As the pandemic was raging, Congress had no problem passing legislation to continue U.S. military violence. The Senate version of the NDAA passed on July 23 in a vote of 86 - 14, while the House version was approved July 21 by 295 - 125. This defense bill was then approved December 2 by both chambers of Congress.

To be fair, some have tried to use the pandemic to call for decreasing the military budget. In July, a proposal in both the House and the Senate to cut the military budget by 10% (or $74 billion), and divert those funds to social programs, failed. This proposed cut is a small fraction of what's needed to make a dent in the harmful U.S. military apparatus. Yet, according to the National Priorities Project, even the $74 billion this proposal would have diverted could have funded 44 times as many coronavirus tests at the time, or provided housing for the over half a million homeless people in the country.

While entirely routine at this point, it's useful to highlight on the eve of yet another massive Pentagon handout how the budget for war could instead go toward life-preserving social goods. This is useful, not to buy into austerity notions of scarcity, but simply to show the profound immorality of where our public resources go. When it comes to military spending, the sky is the limit. Space Force? Sure. Roughly $21.9 billion for nuclear weapons programs? No problem. But when it comes to keeping people alive, U.S. political imagination is significantly more constrained. Right off the bat in March, Democratic leader Rep. Nancy Pelosi (Calif.) shot down universal, robust cash payments to keep people afloat, even as high-profile figures like Sen. Bernie Sanders (I-Vt.) and Rep. Rashida Tlaib (D-Mich.) called for such measures.

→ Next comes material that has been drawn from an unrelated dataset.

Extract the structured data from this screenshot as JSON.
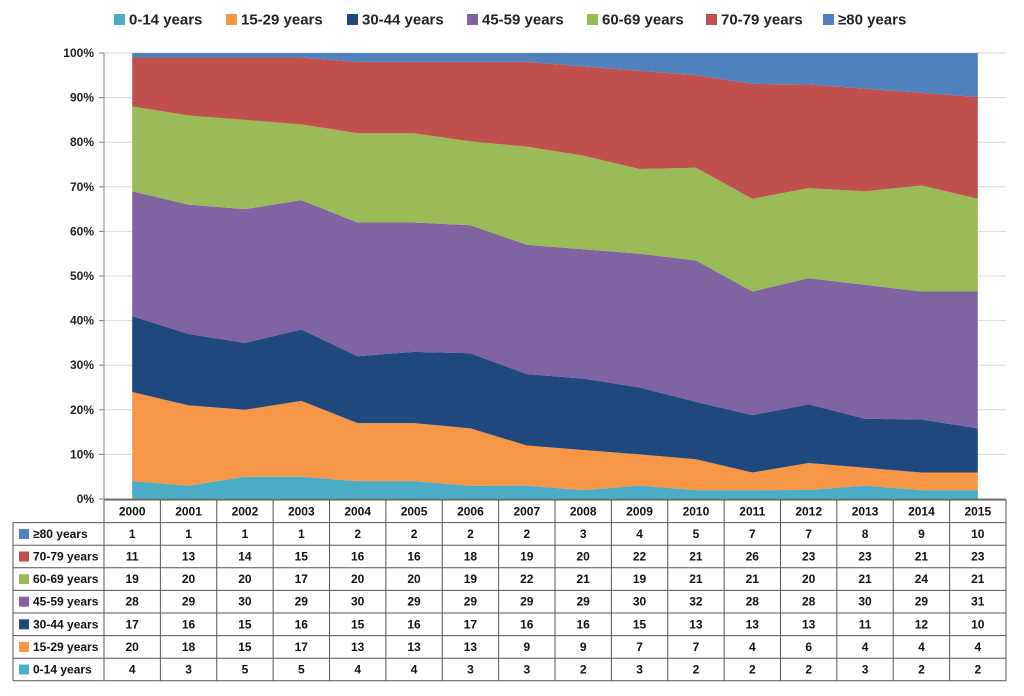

This is not to say that Republicans and Democrats are equally to blame for the present impasse. As Hadas Thier wrote for In These Times in October, "The lion's share of responsibility for failed negotiations surely lays at the Republicans' door, but the reality is that desperately needed economic relief is being treated as a political football on all sides." Rather, we should not allow bipartisan agreement on military spending to simply fade into the background, as an unremarkable and immutable fact of U.S. politics. That we can find the money for war but not for coronavirus relief exposes the moral rot at the center of U.S. politics, a rot that must be dug out and expunged if we are to get through this crisis.